Selasa, 19 Februari 2013

SEJARAH SINGKAT KERAJAAN DAYEUHLUHUR (Bagian 2)

CERITA  SINGKAT  KERAJAAN DAYEUHLUHUR
( Bagian 2 )
Oleh: Drs. Dadang Hermawan dan S.I. Fredyansah

4.  ADIPATI RAKSAPRAJA
     Raksapraja merupakan putra dari Prabu Raksagati. Pada waktu itu pengaruh Mataram sudah kuat sehingga Raksapraja kemudian menganut agama Islam, berbeda dengan raja-raja pendahulunya yang beragama Hindu.
     Pada masa pemerintahan Prabu Raksapraja, Mataram tengah berekspansi ke daerah barat demi persiapan melakukan penyerangan besar terhadap Belanda di Batavia. Untuk itu, Mataram melakukan siasat menaklukan kerajaan Dayeuhluhur dengan cara halus. Yaitu dengan memberikan seorang putri untuk diperistri oleh  Raksapraja yang kemudian putri tersebut menjadi permaisuri kerajaan. Tetapi belakangan diketahui bahwa putri tersebut ternyata adalah janda selir dari kerajaan Mataram yang sedang hamil 5 bulan pada waktu dinikahi Raksapraja.
     Setelah putri tersebut melahirkan, jabang bayi itu kemudian diberi nama Wirapraja. Pada waktu Wirapraja berumur 7 tahun, ia dibawa ke Mataram. Setelah Wirapraja dewasa, barulah ia kembali ke Dayeuhluhur.
     Pada masa pemerintaha Adipati Raksapraja, pusat pemerintahan kerajaan Dayeuhluhur dipindahkan dari karaton Salang Kuning ke karaton Pasir Nangka, dan gelar Prabu berubah menjadi Adipati karena sudah kuatnya pengaruh kerajaan Mataram.
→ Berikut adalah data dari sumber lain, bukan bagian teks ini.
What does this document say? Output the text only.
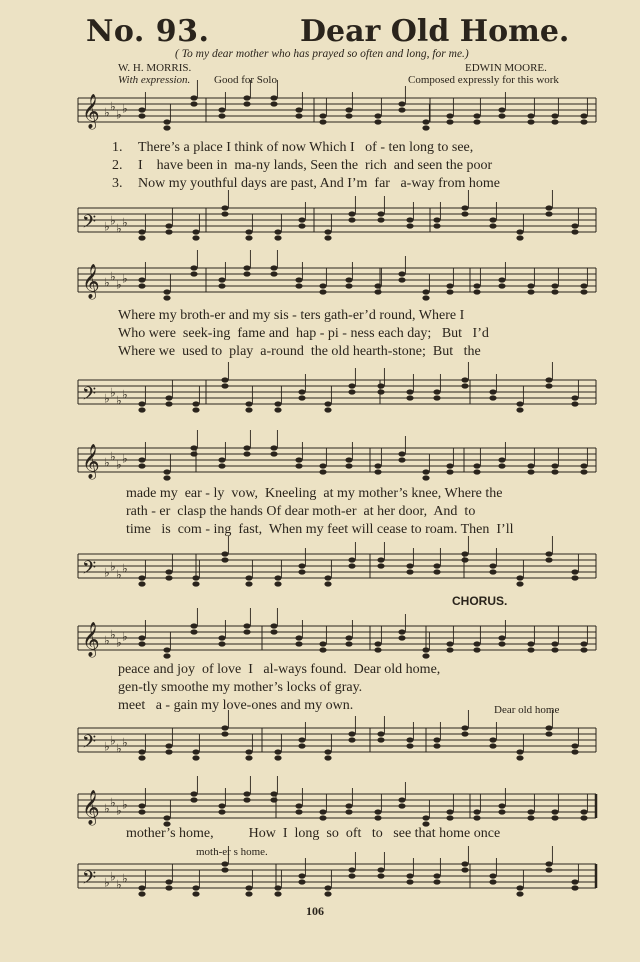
No. 93.	Dear Old Home.
( To my dear mother who has prayed so often and long, for me.)
W. H. MORRIS.
With expression. Good for Solo
EDWIN MOORE.
Composed expressly for this work
𝄞 ♭ ♭
♭ ♭
1. There’s a place I think of now Which I   of - ten long to see,
2. I    have been in  ma-ny lands, Seen the  rich  and seen the poor
3. Now my youthful days are past, And I’m  far   a-way from home
𝄢 ♭ ♭
♭ ♭
𝄞 ♭ ♭
♭ ♭
Where my broth-er and my sis - ters gath-er’d round, Where I
Who were  seek-ing  fame and  hap - pi - ness each day;   But   I’d
Where we  used to  play  a-round  the old hearth-stone;  But   the
𝄢 ♭ ♭
♭ ♭
𝄞 ♭ ♭
♭ ♭
made my  ear - ly  vow,  Kneeling  at my mother’s knee, Where the
rath - er  clasp the hands Of dear moth-er  at her door,  And  to
time   is  com - ing  fast,  When my feet will cease to roam. Then  I’ll
𝄢 ♭ ♭
♭ ♭
CHORUS.
𝄞 ♭ ♭
♭ ♭
peace and joy  of love  I   al-ways found.  Dear old home,
gen-tly smoothe my mother’s locks of gray.
meet   a - gain my love-ones and my own.	Dear old home
𝄢 ♭ ♭
♭ ♭
𝄞 ♭ ♭
♭ ♭
mother’s home,          How  I  long  so  oft   to   see that home once
moth-er s home.
𝄢 ♭ ♭
♭ ♭
106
Adipati Raksapraja diduga dimakamkan di Pasarean Kulon, daerah Cipancur, Dayeuhluhur sekarang.

5.  ADIPATI WIRAPRAJA
     Wirapraja kemudian menjadi raja ke-5 setelah Adipati Raksapraja. Dengan adanya skandal tersebut diatas, maka sebenarnya Adipati Wirapraja bukanlah raja turunan sunda, melainkan raja keturunan Mataram.
     Beliau ikut membantu rencana ekspansi Mataram ke arah barat sebelum dilakukannya serangan besar Mataram ke Batavia. Bantuan Adipati Wirapraja adalah berupa serangan ke daerah Ciancang, Ciamis sampai 3 kali (baca: sejarah Kabupaten Ciamis). Serangan Adipati Wirapraja yang pertama dan kedua berhasil membumihanguskan pusat pemerintahan kerajaan Ciancang, tetapi setiap kali selesai diserang, Ciancang selalu bangkit kembali. Hingga pada serangan yang ketiga Adipati Wirapraja tidak dapat membumihanguskan atau gagal menaklukan pusat kerajaan Ciancang dan meninggal disana. Jasadnya kemudian dibawa kembali ke Dayeuhluhur dan dimakamkan di Pasarean Kulon.
Menurut sumber sejarah Kabupaten Ciamis, pasukan Adipati Wirapraja yang dibantu Mataram ini disebut ‘Gerombolan ti Wetan’.
     Di daerah sunda dikenal falsafah ‘Nista, Maja, Utama’. Sehingga atas dasar tersebut, daerah Ciancang yang dapat tetap berdiri setelah serangan pertama (Nista), kedua (Maja), dan ketiga (Utama), sekarang dinamakan Utama.

6.  ADIPATI WIRADIKA I
     Wiradika I adalah putra kedua Adipati Wirapraja. Beliau berjasa dalam bidang pertanian dengan membuka areal persawahan seluas 7 bau (± 49.000 M2) di sebelah selatan Pasir Nangka dan membangun 2 kolam pusaka (Sawah Situ).
     Adipati Wiradika I tidak memiliki keturunan (mandul/gabug) karena itu pewaris tahta kerajaan Dayeuhluhur ditetapkan berdasar jalur keturunan yang lain yang masih sama-sama segaris dengan Prabu Wirapraja, raja sebelumnya.

7.  ADIPATI WIRADIKA II
     Wiradika II adalah putra kedua kakak Adipati Wiradika I yang bernama Raden Rangga Wirasraya. Adipati Wiradika II berjasa dalam bidang pertanian dengan membuka areal persawahan seluas 7 bau (± 49.000 M2) juga di komplek Sawah Jero. Adik beliau yang bernama Mas Patih Wijaya Krama juga berjasa membuka areal persawahan seluas 12 bau (± 84.000 M2) di sekitar sungai Cibaganjing, yang sekarang dikenal dengan nama sawah Gintung.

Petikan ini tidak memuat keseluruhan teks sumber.